Earlier this week, news broke of the House unanimously approving The Defending the Integrity of Voting Systems Act, which would make hacking federal voting systems a crime. The legislation is a bipartisan bill that was introduced last year – it’s now moving on to the POTUS’ desk for a signature.
By enacting The Defending the Integrity of Voting Systems Act, the U.S. government might seek to deter adversaries from meddling with the voting process, but instead the biggest impact they will have is chilling and potentially criminalizing the actions of good-faith hackers conducting security research to help secure the election process. If security researchers are legally unable to discover vulnerabilities in voting systems, then malicious hackers – who are ignoring these laws to being with – have an open field to exploit undiscovered vulnerabilities within voting systems.

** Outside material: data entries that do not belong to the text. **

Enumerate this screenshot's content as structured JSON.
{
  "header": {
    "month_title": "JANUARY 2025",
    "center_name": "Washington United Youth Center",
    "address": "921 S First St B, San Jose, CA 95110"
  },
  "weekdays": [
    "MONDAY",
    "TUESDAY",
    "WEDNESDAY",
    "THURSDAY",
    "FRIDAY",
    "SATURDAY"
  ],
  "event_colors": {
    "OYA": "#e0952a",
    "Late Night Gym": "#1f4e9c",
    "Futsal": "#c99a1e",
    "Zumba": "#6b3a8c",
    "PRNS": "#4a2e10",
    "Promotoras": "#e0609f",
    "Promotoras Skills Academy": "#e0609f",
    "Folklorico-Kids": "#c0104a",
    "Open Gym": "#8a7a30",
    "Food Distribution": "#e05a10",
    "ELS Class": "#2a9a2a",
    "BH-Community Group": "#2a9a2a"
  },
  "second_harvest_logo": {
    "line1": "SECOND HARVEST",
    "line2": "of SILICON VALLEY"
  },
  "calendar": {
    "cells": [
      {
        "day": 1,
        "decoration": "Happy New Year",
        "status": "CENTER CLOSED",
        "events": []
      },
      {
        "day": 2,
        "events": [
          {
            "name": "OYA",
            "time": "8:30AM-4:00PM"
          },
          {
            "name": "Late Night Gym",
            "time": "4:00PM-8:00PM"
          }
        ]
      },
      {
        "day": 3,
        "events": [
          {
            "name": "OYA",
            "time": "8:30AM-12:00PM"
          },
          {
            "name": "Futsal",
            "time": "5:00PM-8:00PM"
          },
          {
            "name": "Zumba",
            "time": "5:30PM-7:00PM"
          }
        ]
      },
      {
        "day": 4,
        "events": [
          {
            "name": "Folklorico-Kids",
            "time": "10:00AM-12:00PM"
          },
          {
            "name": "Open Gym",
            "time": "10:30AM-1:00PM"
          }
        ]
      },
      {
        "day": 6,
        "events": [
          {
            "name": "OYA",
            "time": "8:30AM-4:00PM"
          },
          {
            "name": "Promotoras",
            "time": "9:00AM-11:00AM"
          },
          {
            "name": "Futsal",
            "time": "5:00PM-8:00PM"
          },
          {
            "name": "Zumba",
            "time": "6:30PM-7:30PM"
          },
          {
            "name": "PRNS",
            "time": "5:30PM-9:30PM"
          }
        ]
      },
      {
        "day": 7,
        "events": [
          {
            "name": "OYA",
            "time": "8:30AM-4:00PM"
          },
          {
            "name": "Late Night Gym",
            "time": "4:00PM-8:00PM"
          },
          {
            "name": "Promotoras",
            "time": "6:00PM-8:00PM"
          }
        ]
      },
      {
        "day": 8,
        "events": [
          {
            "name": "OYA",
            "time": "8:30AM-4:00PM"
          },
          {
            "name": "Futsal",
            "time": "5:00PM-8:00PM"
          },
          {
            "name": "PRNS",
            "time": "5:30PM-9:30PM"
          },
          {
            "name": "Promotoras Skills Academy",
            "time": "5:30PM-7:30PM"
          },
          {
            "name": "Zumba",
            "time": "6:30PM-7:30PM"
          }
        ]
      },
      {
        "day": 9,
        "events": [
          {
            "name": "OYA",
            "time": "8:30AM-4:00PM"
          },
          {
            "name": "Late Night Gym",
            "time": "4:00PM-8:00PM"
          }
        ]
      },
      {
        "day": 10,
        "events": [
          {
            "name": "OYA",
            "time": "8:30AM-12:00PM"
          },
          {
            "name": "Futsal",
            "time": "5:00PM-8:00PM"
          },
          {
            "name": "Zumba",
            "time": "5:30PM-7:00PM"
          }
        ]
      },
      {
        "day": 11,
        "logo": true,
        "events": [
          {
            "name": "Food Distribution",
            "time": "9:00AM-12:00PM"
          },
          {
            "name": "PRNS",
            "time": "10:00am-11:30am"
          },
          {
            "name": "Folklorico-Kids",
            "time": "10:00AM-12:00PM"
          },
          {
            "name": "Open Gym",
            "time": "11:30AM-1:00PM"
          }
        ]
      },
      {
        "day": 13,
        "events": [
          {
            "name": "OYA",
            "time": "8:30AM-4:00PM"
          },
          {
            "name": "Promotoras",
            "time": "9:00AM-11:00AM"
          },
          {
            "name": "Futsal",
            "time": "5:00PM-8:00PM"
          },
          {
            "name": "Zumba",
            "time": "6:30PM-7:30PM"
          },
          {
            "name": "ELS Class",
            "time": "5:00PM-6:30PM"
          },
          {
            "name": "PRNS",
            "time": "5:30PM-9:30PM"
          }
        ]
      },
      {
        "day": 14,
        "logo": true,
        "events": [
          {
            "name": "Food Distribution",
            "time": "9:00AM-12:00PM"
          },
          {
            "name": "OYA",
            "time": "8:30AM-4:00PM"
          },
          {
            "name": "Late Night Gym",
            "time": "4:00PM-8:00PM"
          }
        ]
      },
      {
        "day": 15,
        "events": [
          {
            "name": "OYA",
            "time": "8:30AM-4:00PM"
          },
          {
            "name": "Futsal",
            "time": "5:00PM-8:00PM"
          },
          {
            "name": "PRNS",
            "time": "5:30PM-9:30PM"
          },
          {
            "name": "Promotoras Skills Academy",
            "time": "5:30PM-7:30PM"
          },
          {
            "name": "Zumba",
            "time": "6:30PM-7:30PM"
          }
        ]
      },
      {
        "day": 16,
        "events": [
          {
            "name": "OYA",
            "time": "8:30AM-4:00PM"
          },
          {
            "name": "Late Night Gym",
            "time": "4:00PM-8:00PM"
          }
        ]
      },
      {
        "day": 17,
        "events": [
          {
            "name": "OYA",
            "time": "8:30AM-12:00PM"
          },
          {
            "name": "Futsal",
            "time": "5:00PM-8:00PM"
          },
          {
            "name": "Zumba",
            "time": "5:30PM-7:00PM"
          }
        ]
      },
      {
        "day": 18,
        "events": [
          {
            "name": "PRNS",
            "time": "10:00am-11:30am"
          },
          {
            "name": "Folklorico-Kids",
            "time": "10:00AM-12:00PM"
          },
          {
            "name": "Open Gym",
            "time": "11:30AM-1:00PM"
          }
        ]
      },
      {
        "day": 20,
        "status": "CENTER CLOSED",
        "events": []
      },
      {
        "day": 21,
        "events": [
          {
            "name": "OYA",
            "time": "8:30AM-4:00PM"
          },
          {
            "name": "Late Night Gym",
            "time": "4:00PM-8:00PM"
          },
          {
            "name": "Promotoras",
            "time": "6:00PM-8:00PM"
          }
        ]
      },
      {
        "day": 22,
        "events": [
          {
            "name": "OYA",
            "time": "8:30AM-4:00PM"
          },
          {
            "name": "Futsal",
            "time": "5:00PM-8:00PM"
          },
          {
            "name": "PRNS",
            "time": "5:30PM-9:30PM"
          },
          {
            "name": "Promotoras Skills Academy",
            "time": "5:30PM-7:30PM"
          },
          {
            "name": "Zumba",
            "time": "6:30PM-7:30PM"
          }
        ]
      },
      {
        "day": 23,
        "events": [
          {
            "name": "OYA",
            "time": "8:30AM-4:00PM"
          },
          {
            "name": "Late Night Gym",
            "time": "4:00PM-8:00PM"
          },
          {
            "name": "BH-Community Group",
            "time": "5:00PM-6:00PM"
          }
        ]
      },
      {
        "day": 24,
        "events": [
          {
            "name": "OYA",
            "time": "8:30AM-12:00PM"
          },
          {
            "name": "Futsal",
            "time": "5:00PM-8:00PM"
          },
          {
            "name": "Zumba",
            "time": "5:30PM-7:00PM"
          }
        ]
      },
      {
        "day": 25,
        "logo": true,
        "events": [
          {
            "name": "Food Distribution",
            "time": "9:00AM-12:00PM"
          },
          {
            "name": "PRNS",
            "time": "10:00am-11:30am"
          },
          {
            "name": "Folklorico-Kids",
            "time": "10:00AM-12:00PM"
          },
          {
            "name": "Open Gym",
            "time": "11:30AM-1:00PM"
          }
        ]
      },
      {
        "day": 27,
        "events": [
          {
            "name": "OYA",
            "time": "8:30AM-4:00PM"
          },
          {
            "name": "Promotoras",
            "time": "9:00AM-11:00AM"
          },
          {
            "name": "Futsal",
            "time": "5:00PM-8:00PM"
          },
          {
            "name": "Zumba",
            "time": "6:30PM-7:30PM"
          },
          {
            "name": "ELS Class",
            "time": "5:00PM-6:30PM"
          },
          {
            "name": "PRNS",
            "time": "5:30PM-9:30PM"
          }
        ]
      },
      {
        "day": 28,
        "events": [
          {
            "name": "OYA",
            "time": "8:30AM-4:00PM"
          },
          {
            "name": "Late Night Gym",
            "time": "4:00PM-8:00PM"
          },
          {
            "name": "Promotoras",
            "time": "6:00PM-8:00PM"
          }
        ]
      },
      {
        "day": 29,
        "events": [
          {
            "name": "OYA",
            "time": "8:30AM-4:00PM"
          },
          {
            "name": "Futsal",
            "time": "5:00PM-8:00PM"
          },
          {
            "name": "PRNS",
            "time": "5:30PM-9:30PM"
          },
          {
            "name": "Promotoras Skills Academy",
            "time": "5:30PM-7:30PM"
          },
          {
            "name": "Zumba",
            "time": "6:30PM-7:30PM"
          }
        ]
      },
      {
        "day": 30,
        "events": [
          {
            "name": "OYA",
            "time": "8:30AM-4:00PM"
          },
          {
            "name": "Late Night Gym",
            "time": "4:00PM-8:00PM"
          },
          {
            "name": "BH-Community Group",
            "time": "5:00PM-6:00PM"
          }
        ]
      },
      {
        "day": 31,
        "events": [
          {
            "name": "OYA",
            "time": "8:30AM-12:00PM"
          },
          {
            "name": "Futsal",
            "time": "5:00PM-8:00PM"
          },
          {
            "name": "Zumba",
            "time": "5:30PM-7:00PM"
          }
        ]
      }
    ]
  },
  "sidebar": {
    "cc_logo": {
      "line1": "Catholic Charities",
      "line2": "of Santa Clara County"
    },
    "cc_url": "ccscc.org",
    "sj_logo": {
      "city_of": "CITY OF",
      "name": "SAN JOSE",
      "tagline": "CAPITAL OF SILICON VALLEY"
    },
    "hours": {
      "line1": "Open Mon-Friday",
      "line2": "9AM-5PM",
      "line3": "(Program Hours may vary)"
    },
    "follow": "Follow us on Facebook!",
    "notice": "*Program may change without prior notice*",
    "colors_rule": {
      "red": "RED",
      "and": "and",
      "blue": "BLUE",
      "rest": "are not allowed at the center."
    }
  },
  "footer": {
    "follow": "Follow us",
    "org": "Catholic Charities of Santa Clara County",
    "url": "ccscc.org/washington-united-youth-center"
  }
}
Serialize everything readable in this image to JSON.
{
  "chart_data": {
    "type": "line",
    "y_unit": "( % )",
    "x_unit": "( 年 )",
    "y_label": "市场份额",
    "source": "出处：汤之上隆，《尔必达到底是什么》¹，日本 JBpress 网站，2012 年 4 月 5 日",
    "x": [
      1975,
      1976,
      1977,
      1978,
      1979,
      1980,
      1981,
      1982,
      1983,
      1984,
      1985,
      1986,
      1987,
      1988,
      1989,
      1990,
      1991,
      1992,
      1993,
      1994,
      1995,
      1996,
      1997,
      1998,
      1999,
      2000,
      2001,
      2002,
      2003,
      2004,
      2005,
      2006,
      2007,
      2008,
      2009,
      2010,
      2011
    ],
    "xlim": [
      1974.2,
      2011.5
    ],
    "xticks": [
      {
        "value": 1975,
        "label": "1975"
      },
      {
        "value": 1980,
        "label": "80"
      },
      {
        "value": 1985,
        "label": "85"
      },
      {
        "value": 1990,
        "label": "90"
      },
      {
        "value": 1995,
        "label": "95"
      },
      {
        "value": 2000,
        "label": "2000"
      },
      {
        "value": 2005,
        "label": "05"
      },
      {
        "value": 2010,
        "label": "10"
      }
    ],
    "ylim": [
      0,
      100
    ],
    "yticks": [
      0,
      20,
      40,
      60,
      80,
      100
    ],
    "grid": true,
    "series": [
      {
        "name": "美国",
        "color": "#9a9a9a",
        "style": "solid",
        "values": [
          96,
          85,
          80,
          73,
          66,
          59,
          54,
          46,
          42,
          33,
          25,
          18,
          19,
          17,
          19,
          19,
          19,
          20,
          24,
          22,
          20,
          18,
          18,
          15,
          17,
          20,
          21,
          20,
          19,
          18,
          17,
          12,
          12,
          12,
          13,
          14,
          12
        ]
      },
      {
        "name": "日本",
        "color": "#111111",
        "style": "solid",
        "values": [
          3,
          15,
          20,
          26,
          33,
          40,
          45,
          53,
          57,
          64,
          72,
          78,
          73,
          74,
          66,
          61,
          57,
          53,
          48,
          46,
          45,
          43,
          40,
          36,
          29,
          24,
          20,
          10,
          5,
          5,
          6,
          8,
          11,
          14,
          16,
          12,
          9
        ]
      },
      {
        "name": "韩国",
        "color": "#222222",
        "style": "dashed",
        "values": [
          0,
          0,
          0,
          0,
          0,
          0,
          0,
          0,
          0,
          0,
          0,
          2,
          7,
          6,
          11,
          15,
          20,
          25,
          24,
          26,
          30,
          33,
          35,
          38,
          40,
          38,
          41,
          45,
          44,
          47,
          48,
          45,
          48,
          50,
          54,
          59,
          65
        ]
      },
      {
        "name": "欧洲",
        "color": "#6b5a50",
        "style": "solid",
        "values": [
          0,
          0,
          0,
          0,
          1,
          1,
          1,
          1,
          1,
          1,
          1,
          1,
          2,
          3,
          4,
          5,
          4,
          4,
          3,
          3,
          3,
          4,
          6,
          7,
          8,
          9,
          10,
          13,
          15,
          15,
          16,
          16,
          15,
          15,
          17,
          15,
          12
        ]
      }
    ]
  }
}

Another question that remains is whether this new bill will now make ethical security research of second hand and aftermarket voting equipment illegal by putting these machines into the protected computer class? If so, this bill will have practical impact on the ability for voting machine security research to be conducted in the first place/
As the legislation now awaits the POTUS’ signature for final approval, it would be remiss of cybersecurity industry leaders to ignore the fact that this legislation is a step in the wrong direction, as is any broadening of the scope of the CFAA. The Computer Fraud and Abuse Act (CFAA) was originally passed by Congress in response to growing threats from malicious actors, yet it serves as a barrier for the betterment of our society by barring security researchers from doing their job. Every time that it is broadened, good-faith hackers unfortunately are the ones most affected.
As cybersecurity leaders, we have an obligation to support the ethical hacker community as they defend the safety of the Internet. This legislation would not only outlaw but also derail the efforts of security researchers in helping identify and resolve vulnerabilities that could potentially destroy an organization within the voting infrastructure, impacting democracy as a whole.